Les lave-linge 

Je vivais avec une femme depuis tant d’années que j’avais oublié de me méfier. Même aujourd’hui, j’ai du mal.

Quand le lave-linge s’est brisé, je l’ai réparé. Ça ne nous a rien coûté, elle était heureuse, j’étais heureux. C’est donc devenu une habitude. Je me suis mis à tout réparer, si bien que nos maigres dollars ne s’égaraient pas dans ces banalités.

J’ai tant réparé de trucs, électriques, électroniques, informatiques, mécaniques, dramatiques, que j’ai quitté mon boulot pour me consacrer à la réparation. Les gens ont toujours quelque chose qui cloche, et ils aiment les solutions rapides, définitives. À votre service, mesdames, messieurs. C’est cher, mais garanti. Holistique.
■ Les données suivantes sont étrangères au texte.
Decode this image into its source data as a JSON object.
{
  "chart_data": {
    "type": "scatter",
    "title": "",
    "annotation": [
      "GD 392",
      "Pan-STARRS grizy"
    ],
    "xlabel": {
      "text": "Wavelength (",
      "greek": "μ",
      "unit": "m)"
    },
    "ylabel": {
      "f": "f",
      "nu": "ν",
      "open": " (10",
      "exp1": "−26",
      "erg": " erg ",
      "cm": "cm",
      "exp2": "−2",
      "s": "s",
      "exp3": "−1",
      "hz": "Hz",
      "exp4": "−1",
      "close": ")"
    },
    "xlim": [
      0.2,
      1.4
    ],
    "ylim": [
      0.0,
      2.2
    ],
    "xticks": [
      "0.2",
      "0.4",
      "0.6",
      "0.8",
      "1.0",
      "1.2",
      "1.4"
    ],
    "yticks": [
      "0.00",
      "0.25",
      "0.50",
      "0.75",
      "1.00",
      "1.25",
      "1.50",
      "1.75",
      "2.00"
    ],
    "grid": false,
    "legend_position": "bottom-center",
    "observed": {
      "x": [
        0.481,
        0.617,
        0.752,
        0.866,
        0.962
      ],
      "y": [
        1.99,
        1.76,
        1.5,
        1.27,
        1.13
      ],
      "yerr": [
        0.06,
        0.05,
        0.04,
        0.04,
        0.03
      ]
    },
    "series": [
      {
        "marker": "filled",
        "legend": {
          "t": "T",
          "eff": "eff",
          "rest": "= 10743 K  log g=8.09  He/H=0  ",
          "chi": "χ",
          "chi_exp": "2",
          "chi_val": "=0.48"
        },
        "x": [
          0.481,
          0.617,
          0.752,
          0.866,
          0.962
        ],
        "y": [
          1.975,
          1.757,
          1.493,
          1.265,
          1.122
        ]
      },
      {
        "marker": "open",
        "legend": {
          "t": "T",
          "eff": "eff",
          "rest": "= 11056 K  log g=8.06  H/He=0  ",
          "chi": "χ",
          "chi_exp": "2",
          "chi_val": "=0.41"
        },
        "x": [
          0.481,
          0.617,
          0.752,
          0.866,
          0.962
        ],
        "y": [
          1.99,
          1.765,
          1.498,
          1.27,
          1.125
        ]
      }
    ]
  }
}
Cela va de soi, à force de réparer, j’ai appris les secrets des choses et des gens. Pour me détendre, parfois le soir, j’inventais toutes sortes de bidules inutiles, une machine à compter les feuilles sur les arbres, un gel qui rend les cheveux musicaux dans le vent, un capteur pour repérer les trèfles à quatre feuilles. La femme avec je vivais depuis tant d’années répétait qu’elle admirait mon travail, elle proposait même de vendre mes bidules sur internet. Il y a des gens prêts à acheter n’importe quoi, m’assurait-elle, pour se donner l’impression d’exister.

J’étais plutôt du genre discret. Je n’aime pas m’exposer devant les groupes, en vrai ou sur internet. Tant que nous étions ensemble, je n’avais besoin de rien.

Un jour, elle m’a proposé de lui fabriquer un bidule qui ressemblerait à un mec, mais en mieux. Ça m’a fait rire. Je lui ai proposé de s’acheter un robot, il y en a de très bien, aujourd’hui, si on y met le prix.

Elle a insisté, alors pourquoi pas. J’y ai passé une année, une longue année de loisirs dans l’atelier, à lui concevoir son mec. Elle a tout de suite été satisfaite du résultat, et elle s’est mise à le traîner partout. On le prenait, la plupart du temps, pour un homme, un vrai. Il parlait, souriait et tout, mais il était un peu froid.

Elle a insisté, et j’ai réglé le problème. Thermostat, radiants en fils, son mec changeait de température à volonté.

Puis j’ai dû ajuster le ton de sa voix, la force de ses bras, la dextérité de ses mains, et j’ai modifié trois fois la couleur des cheveux et autres poils.

À la fin, c’était parfait, mais alors là, vraiment parfait. J’en avais fait du chemin depuis la réparation du lave-linge.

La femme avec qui je vivais depuis tant d’années, elle l’a trouvé parfait, elle aussi. Tellement parfait, qu’elle le gardait toujours près d’elle, même la nuit. J’ai fini par dormir dans la chambre d’amis, et quand je suis parti, elle ne s’en est rendu compte que trois mois, deux semaines et quatre jours plus tard.

Par hasard.

Elle était au parc avec son mec, ils nourrissaient les pigeons. Je passais par là à bicyclette, ce qui a fait s’envoler les pigeons. Elle m’a apostrophé, le mec en a rajouté. Puis elle m’a reconnu. Elle m’a demandé si je pouvais modifier légèrement la forme des fesses du mec. J’ai ri et j’ai filé sur ma bicyclette.

Mais le mec m’a vite rattrapé, et il m’a foutu une raclée. Après cet incident, je n’ai jamais plus entendu parler d’elle. J’ai quitté la ville, le pays, et je répare des lave-linge à Montréal, depuis de nombreuses années maintenant.